Book Soldier s Heart

Download or read book Soldier s Heart written by Carol Tyler and published by Fantagraphics Books. This book was released on 2015-10-23 with total page 365 pages. Available in PDF, EPUB and Kindle. Book excerpt: In the wake of Alison Bechdel’s Fun Home and Art Spiegelman’s Maus comes cartoonist Carol Tyler’s multigenerational graphic memoir, You’ll Never Know. The author chronicles her fraught relationship with her father, Charles, a WWII veteran, and how the war affected their lives through both childhood and adulthood. You’ll Never Know is also a tribute to servicemen and women, dramatizing the trauma of the war on the Greatest Generation and those who followed. Tyler’s ink and watercolor narrative is in turns sprawling and gimlet-eyed: compassionate and enraged. Her father’s memories are woven into her own, which span her Catholic, Midwestern childhood; her troubled marriage; her daughter’s struggles; and her efforts to care for her aging parents. Even though Tyler’s work has an accessible, homemade feel (the organizing metaphor of the book is a photo album with “snapshots” of Tyler family life), You’ll Never Know is a sophisticated graphic work about war, love, and loss.

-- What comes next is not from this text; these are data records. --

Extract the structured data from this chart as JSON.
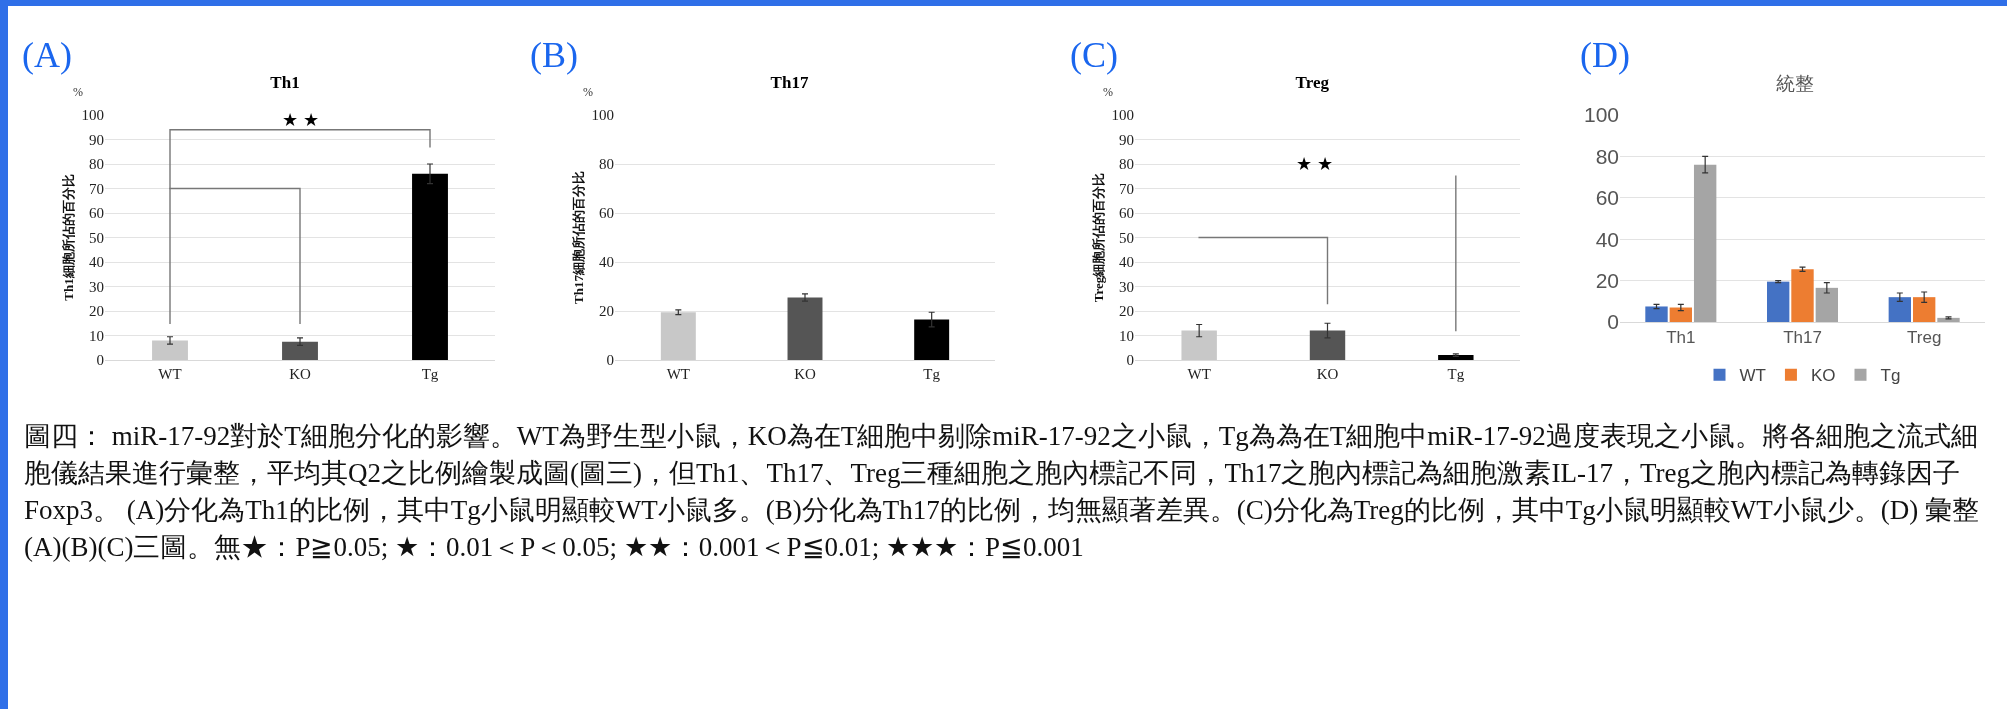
{
  "chart_data": [
    {
      "type": "bar",
      "title": "Th1",
      "ylabel": "Th1細胞所佔的百分比",
      "categories": [
        "WT",
        "KO",
        "Tg"
      ],
      "values": [
        8,
        7.5,
        76
      ],
      "errors": [
        1.5,
        1.5,
        4
      ],
      "colors": [
        "#c8c8c8",
        "#555555",
        "#000000"
      ],
      "ylim": [
        0,
        100
      ],
      "yticks": [
        0,
        10,
        20,
        30,
        40,
        50,
        60,
        70,
        80,
        90,
        100
      ],
      "grid": "y",
      "legend": false,
      "annotations": [
        "(A)",
        "%",
        "★ ★",
        "圖四： miR-17-92對於T細胞分化的影響。WT為野生型小鼠，KO為在T細胞中剔除miR-17-92之小鼠，Tg為為在T細胞中miR-17-92過度表現之小鼠。將各細胞之流式細胞儀結果進行彙整，平均其Q2之比例繪製成圖(圖三)，但Th1、Th17、Treg三種細胞之胞內標記不同，Th17之胞內標記為細胞激素IL-17，Treg之胞內標記為轉錄因子Foxp3。 (A)分化為Th1的比例，其中Tg小鼠明顯較WT小鼠多。(B)分化為Th17的比例，均無顯著差異。(C)分化為Treg的比例，其中Tg小鼠明顯較WT小鼠少。(D) 彙整(A)(B)(C)三圖。無★：P≧0.05; ★：0.01＜P＜0.05; ★★：0.001＜P≦0.01; ★★★：P≦0.001"
      ]
    },
    {
      "type": "bar",
      "title": "Th17",
      "ylabel": "Th17細胞所佔的百分比",
      "categories": [
        "WT",
        "KO",
        "Tg"
      ],
      "values": [
        19.5,
        25.5,
        16.5
      ],
      "errors": [
        1,
        1.5,
        3
      ],
      "colors": [
        "#c8c8c8",
        "#555555",
        "#000000"
      ],
      "ylim": [
        0,
        100
      ],
      "yticks": [
        0,
        20,
        40,
        60,
        80,
        100
      ],
      "grid": "y",
      "legend": false,
      "annotations": [
        "(B)",
        "%"
      ]
    },
    {
      "type": "bar",
      "title": "Treg",
      "ylabel": "Treg細胞所佔的百分比",
      "categories": [
        "WT",
        "KO",
        "Tg"
      ],
      "values": [
        12,
        12,
        2
      ],
      "errors": [
        2.5,
        3,
        0.5
      ],
      "colors": [
        "#c8c8c8",
        "#555555",
        "#000000"
      ],
      "ylim": [
        0,
        100
      ],
      "yticks": [
        0,
        10,
        20,
        30,
        40,
        50,
        60,
        70,
        80,
        90,
        100
      ],
      "grid": "y",
      "legend": false,
      "annotations": [
        "(C)",
        "%",
        "★ ★"
      ]
    },
    {
      "type": "bar",
      "title": "統整",
      "categories": [
        "Th1",
        "Th17",
        "Treg"
      ],
      "ylim": [
        0,
        100
      ],
      "yticks": [
        0,
        20,
        40,
        60,
        80,
        100
      ],
      "grid": "y",
      "legend": "bottom",
      "series": [
        {
          "name": "WT",
          "color": "#4472c4",
          "values": [
            7.5,
            19.5,
            12
          ],
          "errors": [
            1,
            0.5,
            2
          ]
        },
        {
          "name": "KO",
          "color": "#ed7d31",
          "values": [
            7,
            25.5,
            12
          ],
          "errors": [
            1.5,
            1,
            2.5
          ]
        },
        {
          "name": "Tg",
          "color": "#a5a5a5",
          "values": [
            76,
            16.5,
            2
          ],
          "errors": [
            4,
            2.5,
            0.5
          ]
        }
      ],
      "annotations": [
        "(D)"
      ]
    }
  ]
}
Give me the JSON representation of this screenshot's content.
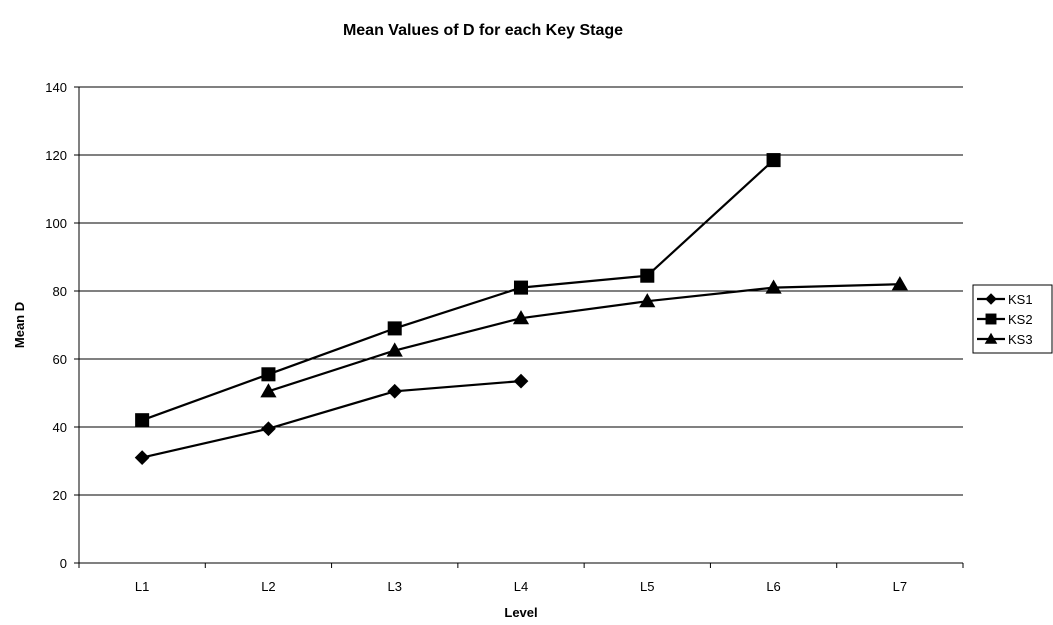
{
  "chart_data": {
    "type": "line",
    "title": "Mean Values of D for each Key Stage",
    "xlabel": "Level",
    "ylabel": "Mean D",
    "categories": [
      "L1",
      "L2",
      "L3",
      "L4",
      "L5",
      "L6",
      "L7"
    ],
    "ylim": [
      0,
      140
    ],
    "yticks": [
      0,
      20,
      40,
      60,
      80,
      100,
      120,
      140
    ],
    "grid": true,
    "legend_position": "right",
    "series": [
      {
        "name": "KS1",
        "marker": "diamond",
        "values": [
          31,
          39.5,
          50.5,
          53.5,
          null,
          null,
          null
        ]
      },
      {
        "name": "KS2",
        "marker": "square",
        "values": [
          42,
          55.5,
          69,
          81,
          84.5,
          118.5,
          null
        ]
      },
      {
        "name": "KS3",
        "marker": "triangle",
        "values": [
          null,
          50.5,
          62.5,
          72,
          77,
          81,
          82
        ]
      }
    ],
    "colors": {
      "line": "#000000",
      "grid": "#000000",
      "background": "#ffffff"
    }
  }
}
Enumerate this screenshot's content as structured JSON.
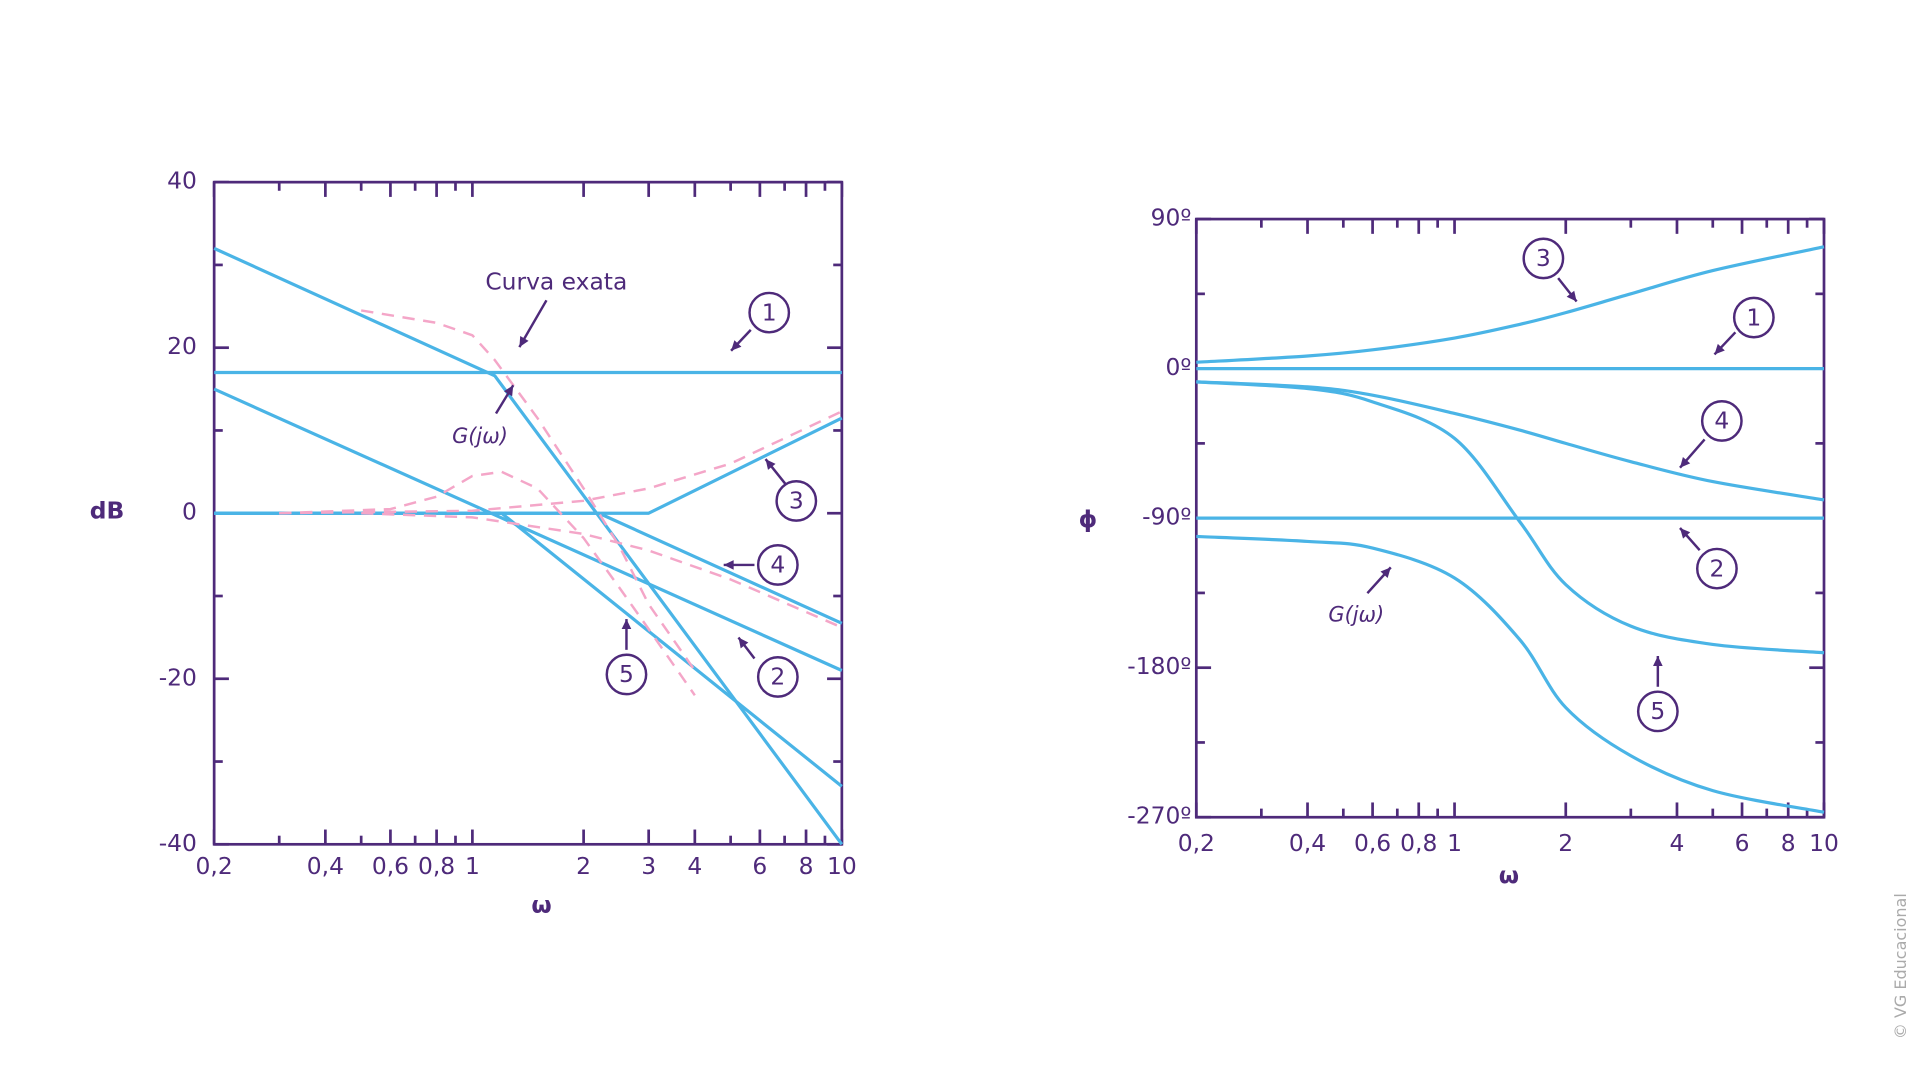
{
  "chart_data": [
    {
      "type": "line",
      "log_x": true,
      "smooth": false,
      "ylabel": "dB",
      "xlabel": "ω",
      "annotation": "Curva exata",
      "xlim": [
        0.2,
        10
      ],
      "ylim": [
        -40,
        40
      ],
      "xticks": [
        {
          "value": 0.2,
          "label": "0,2"
        },
        {
          "value": 0.4,
          "label": "0,4"
        },
        {
          "value": 0.6,
          "label": "0,6"
        },
        {
          "value": 0.8,
          "label": "0,8"
        },
        1,
        2,
        3,
        4,
        6,
        8,
        10
      ],
      "xminorticks": [
        0.3,
        0.5,
        0.7,
        0.9,
        5,
        7,
        9
      ],
      "yticks": [
        -40,
        -20,
        0,
        20,
        40
      ],
      "yminorticks": [
        -30,
        -10,
        10,
        30
      ],
      "series": [
        {
          "name": "G(jω)",
          "color": "#4ab4e6",
          "x": [
            0.2,
            1.15,
            10
          ],
          "values": [
            32,
            16.6,
            -40
          ]
        },
        {
          "name": "1",
          "color": "#4ab4e6",
          "x": [
            0.2,
            10
          ],
          "values": [
            17,
            17
          ]
        },
        {
          "name": "2",
          "color": "#4ab4e6",
          "x": [
            0.2,
            10
          ],
          "values": [
            15,
            -19
          ]
        },
        {
          "name": "3",
          "color": "#4ab4e6",
          "x": [
            0.2,
            3,
            10
          ],
          "values": [
            0,
            0,
            11.5
          ]
        },
        {
          "name": "4",
          "color": "#4ab4e6",
          "x": [
            0.2,
            2.2,
            10
          ],
          "values": [
            0,
            0,
            -13.3
          ]
        },
        {
          "name": "5",
          "color": "#4ab4e6",
          "x": [
            0.2,
            1.2,
            10
          ],
          "values": [
            0,
            0,
            -33
          ]
        },
        {
          "color": "#f4a6c8",
          "style": "dashed",
          "x": [
            0.5,
            0.8,
            1,
            1.15,
            1.5,
            2,
            2.5,
            3,
            4
          ],
          "values": [
            24.5,
            23,
            21.5,
            18.5,
            11.5,
            3,
            -4,
            -11,
            -19
          ]
        },
        {
          "color": "#f4a6c8",
          "style": "dashed",
          "x": [
            0.3,
            0.6,
            0.8,
            1,
            1.2,
            1.5,
            2,
            2.5,
            3,
            4
          ],
          "values": [
            0,
            0.5,
            2,
            4.5,
            5,
            3,
            -3,
            -9,
            -14,
            -22
          ]
        },
        {
          "color": "#f4a6c8",
          "style": "dashed",
          "x": [
            0.3,
            1,
            2,
            3,
            5,
            10
          ],
          "values": [
            0,
            0.3,
            1.5,
            3,
            6,
            12.3
          ]
        },
        {
          "color": "#f4a6c8",
          "style": "dashed",
          "x": [
            0.5,
            1,
            2,
            3,
            5,
            10
          ],
          "values": [
            0,
            -0.5,
            -2.5,
            -4.5,
            -8,
            -13.8
          ]
        }
      ]
    },
    {
      "type": "line",
      "log_x": true,
      "smooth": true,
      "ylabel": "ϕ",
      "xlabel": "ω",
      "xlim": [
        0.2,
        10
      ],
      "ylim": [
        -270,
        90
      ],
      "xticks": [
        {
          "value": 0.2,
          "label": "0,2"
        },
        {
          "value": 0.4,
          "label": "0,4"
        },
        {
          "value": 0.6,
          "label": "0,6"
        },
        {
          "value": 0.8,
          "label": "0,8"
        },
        1,
        2,
        4,
        6,
        8,
        10
      ],
      "xminorticks": [
        0.3,
        0.5,
        0.7,
        0.9,
        3,
        5,
        7,
        9
      ],
      "yticks": [
        {
          "value": -270,
          "label": "-270º"
        },
        {
          "value": -180,
          "label": "-180º"
        },
        {
          "value": -90,
          "label": "-90º"
        },
        {
          "value": 0,
          "label": "0º"
        },
        {
          "value": 90,
          "label": "90º"
        }
      ],
      "yminorticks": [
        -225,
        -135,
        -45,
        45
      ],
      "series": [
        {
          "name": "G(jω)",
          "color": "#4ab4e6",
          "x": [
            0.2,
            0.4,
            0.6,
            1,
            1.5,
            2,
            3,
            5,
            10
          ],
          "values": [
            -101,
            -104,
            -108,
            -126,
            -163,
            -204,
            -233,
            -254,
            -267
          ]
        },
        {
          "name": "1",
          "color": "#4ab4e6",
          "x": [
            0.2,
            10
          ],
          "values": [
            0,
            0
          ]
        },
        {
          "name": "2",
          "color": "#4ab4e6",
          "x": [
            0.2,
            10
          ],
          "values": [
            -90,
            -90
          ]
        },
        {
          "name": "3",
          "color": "#4ab4e6",
          "x": [
            0.2,
            0.4,
            0.6,
            1,
            1.5,
            2,
            3,
            5,
            10
          ],
          "values": [
            3.8,
            7.6,
            11.3,
            18.4,
            26.6,
            33.7,
            45,
            59,
            73.3
          ]
        },
        {
          "name": "4",
          "color": "#4ab4e6",
          "x": [
            0.2,
            0.4,
            0.6,
            1,
            1.5,
            2,
            3,
            5,
            10
          ],
          "values": [
            -8,
            -11,
            -16,
            -27,
            -37,
            -45,
            -56,
            -68,
            -79
          ]
        },
        {
          "name": "5",
          "color": "#4ab4e6",
          "x": [
            0.2,
            0.4,
            0.6,
            1,
            1.5,
            2,
            3,
            5,
            10
          ],
          "values": [
            -8,
            -12,
            -20,
            -42,
            -92,
            -130,
            -155,
            -166,
            -171
          ]
        }
      ]
    }
  ],
  "credit": "© VG Educacional"
}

Book The Letters and Times of the Tylers

Download or read book The Letters and Times of the Tylers written by Lyon Gardiner Tyler and published by . This book was released on 1885 with total page 778 pages. Available in PDF, EPUB and Kindle. Book excerpt: A biography of John Tyler, tenth President of the United States, and a "...review [of] the general history of the country through an interval of nearly a hundred years...".